Di ruangan itu tinggal Nathan dan Mira.

“ Mir...” Nathan mau berbicara, tapi Mira langsunga memotongnya.

“ Than… gue minta maaf… kesalahan gue bayak sama loe. Gue belum bisa ganti motor loe,” kata Mira.

“ Mir, gue yang salah. Gue minta maaf sama loe…” Nathan tak kuasa menahan emosi, Nathan lalu menangis.

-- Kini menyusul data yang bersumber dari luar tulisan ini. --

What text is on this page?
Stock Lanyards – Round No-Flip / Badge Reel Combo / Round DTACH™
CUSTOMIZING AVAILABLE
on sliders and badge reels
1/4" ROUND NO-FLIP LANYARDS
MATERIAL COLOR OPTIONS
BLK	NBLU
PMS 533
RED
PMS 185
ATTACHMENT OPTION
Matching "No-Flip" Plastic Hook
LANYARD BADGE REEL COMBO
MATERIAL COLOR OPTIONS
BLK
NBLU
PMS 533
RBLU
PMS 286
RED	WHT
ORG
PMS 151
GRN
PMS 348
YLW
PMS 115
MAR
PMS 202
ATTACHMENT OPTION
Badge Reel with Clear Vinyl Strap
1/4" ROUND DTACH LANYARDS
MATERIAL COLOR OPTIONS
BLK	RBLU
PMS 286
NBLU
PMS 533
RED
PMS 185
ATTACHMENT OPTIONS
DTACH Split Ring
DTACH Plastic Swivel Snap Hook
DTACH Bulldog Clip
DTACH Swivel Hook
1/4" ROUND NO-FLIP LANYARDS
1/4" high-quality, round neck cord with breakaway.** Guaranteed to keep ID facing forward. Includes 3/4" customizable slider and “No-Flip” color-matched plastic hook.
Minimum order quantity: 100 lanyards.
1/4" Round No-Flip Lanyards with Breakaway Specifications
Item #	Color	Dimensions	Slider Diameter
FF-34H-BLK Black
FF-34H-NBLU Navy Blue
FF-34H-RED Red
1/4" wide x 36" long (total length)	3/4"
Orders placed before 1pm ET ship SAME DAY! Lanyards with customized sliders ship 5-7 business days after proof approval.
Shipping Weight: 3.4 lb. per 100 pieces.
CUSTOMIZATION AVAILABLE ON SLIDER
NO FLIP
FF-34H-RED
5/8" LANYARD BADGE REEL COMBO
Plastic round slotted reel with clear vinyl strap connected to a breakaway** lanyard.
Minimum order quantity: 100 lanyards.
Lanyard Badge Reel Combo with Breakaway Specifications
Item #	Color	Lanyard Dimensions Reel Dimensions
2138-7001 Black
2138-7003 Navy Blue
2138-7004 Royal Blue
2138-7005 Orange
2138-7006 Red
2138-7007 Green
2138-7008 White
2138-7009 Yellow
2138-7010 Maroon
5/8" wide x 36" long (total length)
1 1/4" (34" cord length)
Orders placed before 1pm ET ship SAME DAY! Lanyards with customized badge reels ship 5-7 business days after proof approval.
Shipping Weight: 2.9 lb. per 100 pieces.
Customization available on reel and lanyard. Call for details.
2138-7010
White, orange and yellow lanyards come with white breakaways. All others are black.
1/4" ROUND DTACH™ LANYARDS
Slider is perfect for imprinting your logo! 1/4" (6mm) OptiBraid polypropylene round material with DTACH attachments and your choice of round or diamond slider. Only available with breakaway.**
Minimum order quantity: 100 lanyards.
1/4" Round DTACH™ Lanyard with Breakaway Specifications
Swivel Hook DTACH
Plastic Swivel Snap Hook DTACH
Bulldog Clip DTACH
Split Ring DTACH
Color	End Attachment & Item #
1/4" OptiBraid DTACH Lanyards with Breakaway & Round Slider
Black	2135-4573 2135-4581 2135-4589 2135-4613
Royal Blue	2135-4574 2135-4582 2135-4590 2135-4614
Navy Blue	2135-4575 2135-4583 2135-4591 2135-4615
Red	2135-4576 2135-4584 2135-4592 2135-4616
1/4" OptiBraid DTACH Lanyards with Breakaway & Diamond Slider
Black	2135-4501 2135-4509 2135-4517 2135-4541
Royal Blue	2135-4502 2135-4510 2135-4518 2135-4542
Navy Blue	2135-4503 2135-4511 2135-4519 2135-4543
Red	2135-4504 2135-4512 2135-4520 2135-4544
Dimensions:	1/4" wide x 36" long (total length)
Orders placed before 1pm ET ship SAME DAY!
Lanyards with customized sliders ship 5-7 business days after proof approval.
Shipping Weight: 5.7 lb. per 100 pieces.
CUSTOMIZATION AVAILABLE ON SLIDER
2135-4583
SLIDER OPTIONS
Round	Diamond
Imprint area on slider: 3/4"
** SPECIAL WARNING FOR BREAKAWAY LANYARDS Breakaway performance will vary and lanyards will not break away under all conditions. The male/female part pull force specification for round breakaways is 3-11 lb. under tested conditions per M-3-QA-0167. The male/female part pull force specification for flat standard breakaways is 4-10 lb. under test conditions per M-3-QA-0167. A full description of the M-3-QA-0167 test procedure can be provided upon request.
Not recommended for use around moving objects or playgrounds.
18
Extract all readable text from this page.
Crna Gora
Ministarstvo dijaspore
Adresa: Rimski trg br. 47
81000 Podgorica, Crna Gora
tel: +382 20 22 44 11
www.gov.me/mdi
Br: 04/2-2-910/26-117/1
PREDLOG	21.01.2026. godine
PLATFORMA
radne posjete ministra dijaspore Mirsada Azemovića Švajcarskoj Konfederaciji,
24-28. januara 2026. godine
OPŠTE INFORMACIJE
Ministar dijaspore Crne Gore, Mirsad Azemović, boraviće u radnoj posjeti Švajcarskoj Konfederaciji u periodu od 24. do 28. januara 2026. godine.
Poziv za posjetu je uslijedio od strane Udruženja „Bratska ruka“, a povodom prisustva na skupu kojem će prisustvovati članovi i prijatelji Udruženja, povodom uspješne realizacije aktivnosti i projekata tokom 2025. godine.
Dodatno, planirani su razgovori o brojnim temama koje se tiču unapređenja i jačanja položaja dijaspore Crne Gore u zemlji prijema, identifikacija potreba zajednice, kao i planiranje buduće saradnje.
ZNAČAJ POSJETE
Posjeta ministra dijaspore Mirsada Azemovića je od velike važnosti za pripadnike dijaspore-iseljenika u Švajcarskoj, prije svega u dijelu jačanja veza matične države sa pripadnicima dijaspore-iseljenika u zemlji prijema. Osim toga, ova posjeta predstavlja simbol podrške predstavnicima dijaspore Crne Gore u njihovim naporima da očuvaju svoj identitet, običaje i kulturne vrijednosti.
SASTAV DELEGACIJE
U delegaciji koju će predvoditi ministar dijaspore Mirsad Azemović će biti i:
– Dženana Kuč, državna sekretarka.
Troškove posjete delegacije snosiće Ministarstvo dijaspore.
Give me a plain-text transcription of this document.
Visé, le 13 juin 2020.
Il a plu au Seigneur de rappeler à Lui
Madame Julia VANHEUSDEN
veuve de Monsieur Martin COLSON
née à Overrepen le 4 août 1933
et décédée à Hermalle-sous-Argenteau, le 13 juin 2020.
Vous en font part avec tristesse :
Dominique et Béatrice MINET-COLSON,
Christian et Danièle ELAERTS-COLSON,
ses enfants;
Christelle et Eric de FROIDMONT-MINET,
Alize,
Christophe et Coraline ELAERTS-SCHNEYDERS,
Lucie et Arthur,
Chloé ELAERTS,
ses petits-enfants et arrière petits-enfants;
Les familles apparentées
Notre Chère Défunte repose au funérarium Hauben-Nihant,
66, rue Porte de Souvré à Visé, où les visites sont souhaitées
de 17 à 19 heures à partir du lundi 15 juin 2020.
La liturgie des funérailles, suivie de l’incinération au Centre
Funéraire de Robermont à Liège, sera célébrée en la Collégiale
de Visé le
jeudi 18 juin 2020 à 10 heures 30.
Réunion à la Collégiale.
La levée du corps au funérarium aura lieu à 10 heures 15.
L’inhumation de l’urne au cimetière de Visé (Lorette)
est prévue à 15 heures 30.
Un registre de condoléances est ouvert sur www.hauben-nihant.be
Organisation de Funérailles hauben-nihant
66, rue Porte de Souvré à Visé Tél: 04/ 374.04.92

“ Loe kenapa Than??” Mira bertanya dengan wajah bengong.

“ Nggak papa kok,” Nathan mengusap air matanya dan tersenyum melihat wajah Mira.

Sejak saat itu, LR dibubarkan. Mira dan Nathan kembali bersahabat. Mira, Nathan, Ita, dan Doni bersahabat hingga mereka dewasa. Terkadang kebahagiaan memang harus didapat dari pengorbanan.